Clearstreams appeal against the ECs 2004 ruling that it had abused a dominant market position has been rejected. The Court of First Instance has upheld the Commissions decision in its entirety.
The commission had found that Clearstream Banking AG and its parent company Clearstream International SA had violated Article 82 of the EC Treaty. Clearstream had refused to supply certain clearing and settlement services to one of its customers (Euroclear Bank SA), and applied discriminatory prices to that same customer.

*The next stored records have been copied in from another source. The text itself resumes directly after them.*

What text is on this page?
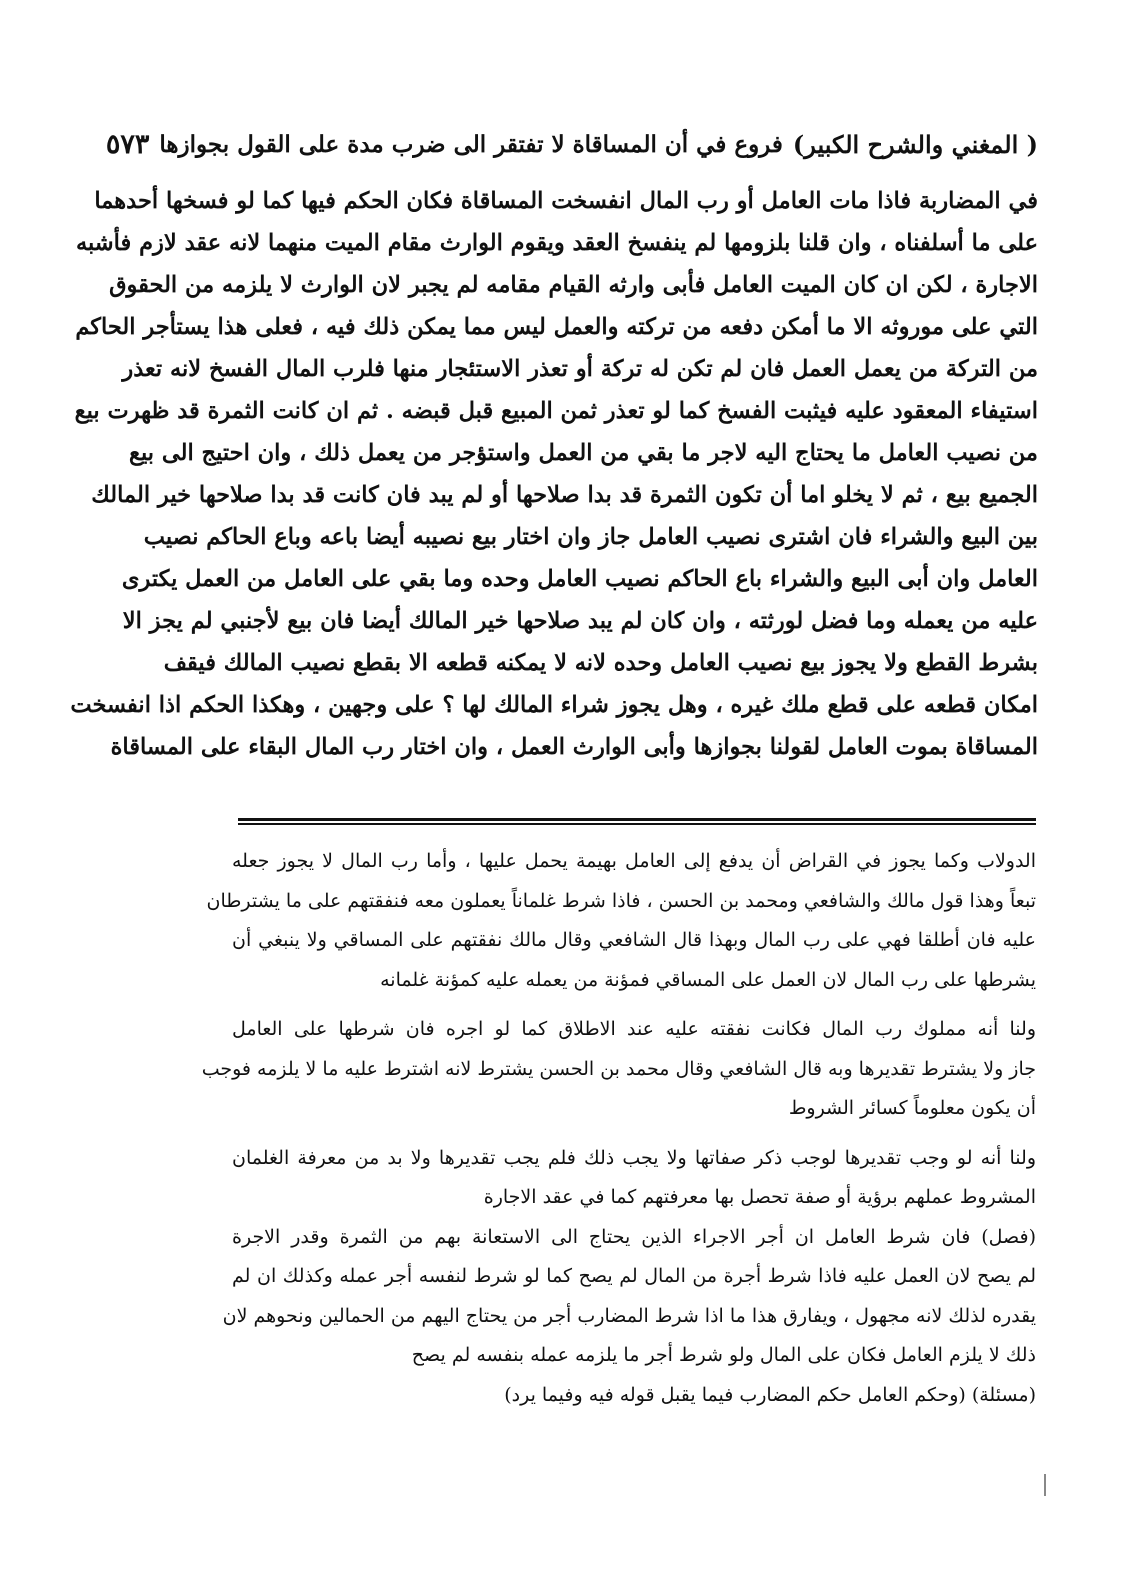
( المغني والشرح الكبير)
فروع في أن المساقاة لا تفتقر الى ضرب مدة على القول بجوازها
٥٧٣
في المضاربة فاذا مات العامل أو رب المال انفسخت المساقاة فكان الحكم فيها كما لو فسخها أحدهما
على ما أسلفناه ، وان قلنا بلزومها لم ينفسخ العقد ويقوم الوارث مقام الميت منهما لانه عقد لازم فأشبه
الاجارة ، لكن ان كان الميت العامل فأبى وارثه القيام مقامه لم يجبر لان الوارث لا يلزمه من الحقوق
التي على موروثه الا ما أمكن دفعه من تركته والعمل ليس مما يمكن ذلك فيه ، فعلى هذا يستأجر الحاكم
من التركة من يعمل العمل فان لم تكن له تركة أو تعذر الاستئجار منها فلرب المال الفسخ لانه تعذر
استيفاء المعقود عليه فيثبت الفسخ كما لو تعذر ثمن المبيع قبل قبضه . ثم ان كانت الثمرة قد ظهرت بيع
من نصيب العامل ما يحتاج اليه لاجر ما بقي من العمل واستؤجر من يعمل ذلك ، وان احتيج الى بيع
الجميع بيع ، ثم لا يخلو اما أن تكون الثمرة قد بدا صلاحها أو لم يبد فان كانت قد بدا صلاحها خير المالك
بين البيع والشراء فان اشترى نصيب العامل جاز وان اختار بيع نصيبه أيضا باعه وباع الحاكم نصيب
العامل وان أبى البيع والشراء باع الحاكم نصيب العامل وحده وما بقي على العامل من العمل يكترى
عليه من يعمله وما فضل لورثته ، وان كان لم يبد صلاحها خير المالك أيضا فان بيع لأجنبي لم يجز الا
بشرط القطع ولا يجوز بيع نصيب العامل وحده لانه لا يمكنه قطعه الا بقطع نصيب المالك فيقف
امكان قطعه على قطع ملك غيره ، وهل يجوز شراء المالك لها ؟ على وجهين ، وهكذا الحكم اذا انفسخت
المساقاة بموت العامل لقولنا بجوازها وأبى الوارث العمل ، وان اختار رب المال البقاء على المساقاة
الدولاب وكما يجوز في القراض أن يدفع إلى العامل بهيمة يحمل عليها ، وأما رب المال لا يجوز جعله
تبعاً وهذا قول مالك والشافعي ومحمد بن الحسن ، فاذا شرط غلماناً يعملون معه فنفقتهم على ما يشترطان
عليه فان أطلقا فهي على رب المال وبهذا قال الشافعي وقال مالك نفقتهم على المساقي ولا ينبغي أن
يشرطها على رب المال لان العمل على المساقي فمؤنة من يعمله عليه كمؤنة غلمانه
ولنا أنه مملوك رب المال فكانت نفقته عليه عند الاطلاق كما لو اجره فان شرطها على العامل
جاز ولا يشترط تقديرها وبه قال الشافعي وقال محمد بن الحسن يشترط لانه اشترط عليه ما لا يلزمه فوجب
أن يكون معلوماً كسائر الشروط
ولنا أنه لو وجب تقديرها لوجب ذكر صفاتها ولا يجب ذلك فلم يجب تقديرها ولا بد من معرفة الغلمان
المشروط عملهم برؤية أو صفة تحصل بها معرفتهم كما في عقد الاجارة
(فصل) فان شرط العامل ان أجر الاجراء الذين يحتاج الى الاستعانة بهم من الثمرة وقدر الاجرة
لم يصح لان العمل عليه فاذا شرط أجرة من المال لم يصح كما لو شرط لنفسه أجر عمله وكذلك ان لم
يقدره لذلك لانه مجهول ، ويفارق هذا ما اذا شرط المضارب أجر من يحتاج اليهم من الحمالين ونحوهم لان
ذلك لا يلزم العامل فكان على المال ولو شرط أجر ما يلزمه عمله بنفسه لم يصح
(مسئلة) (وحكم العامل حكم المضارب فيما يقبل قوله فيه وفيما يرد)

The Court of First Instance confirmed Clearstream’s dominant position on the market for primary clearing and settlement and pointed out that intermediaries, such as Central Security Depositories (CSDs) and International CSDs (ISCDs), can only provide clearing and settlement services for securities issued in Germany to their customers if they can make use of Clearstreams services. The Court of First Instance held that Clearstreams monopoly for custody services stipulated in German law resulted in a corresponding monopoly for clearing and settlement services.
In its judgment the Court of First Instance also confirmed that Clearstream Banking AG and Clearstream International abused their dominant position by not providing Euroclear access to the services it had requested for more than 2 years, whereas they provided access to other customers including Clearstream Banking Luxembourg in a matter of months. The Court pointed out the special responsibility of undertakings in a dominant position not to allow their conduct to impair the genuine undistorted competition on the common market and rejected Clearstream’s arguments. As to the question of charging a higher per transaction fee to Euroclear than to other similar customers between January 1997 and January 2002, it was held that the primary clearing and settlement services for cross-border transactions provided by Clearstream Banking to ICSDs and CSDs are equivalent services and consequently Clearstream’s behaviour amounted to discriminatory pricing which is prohibited by community law.
Although the infringements had been terminated, the Commission adopted the decision to provide the necessary legal clarity to Clearstream and to other companies active in post trading services given the importance of cross-border trading in securities within the EU.
The Commission decided not to impose a fine. Among other factors, it was taken into account that there is no Community case law or jurisprudence dealing with the competition analysis of clearing and settlement.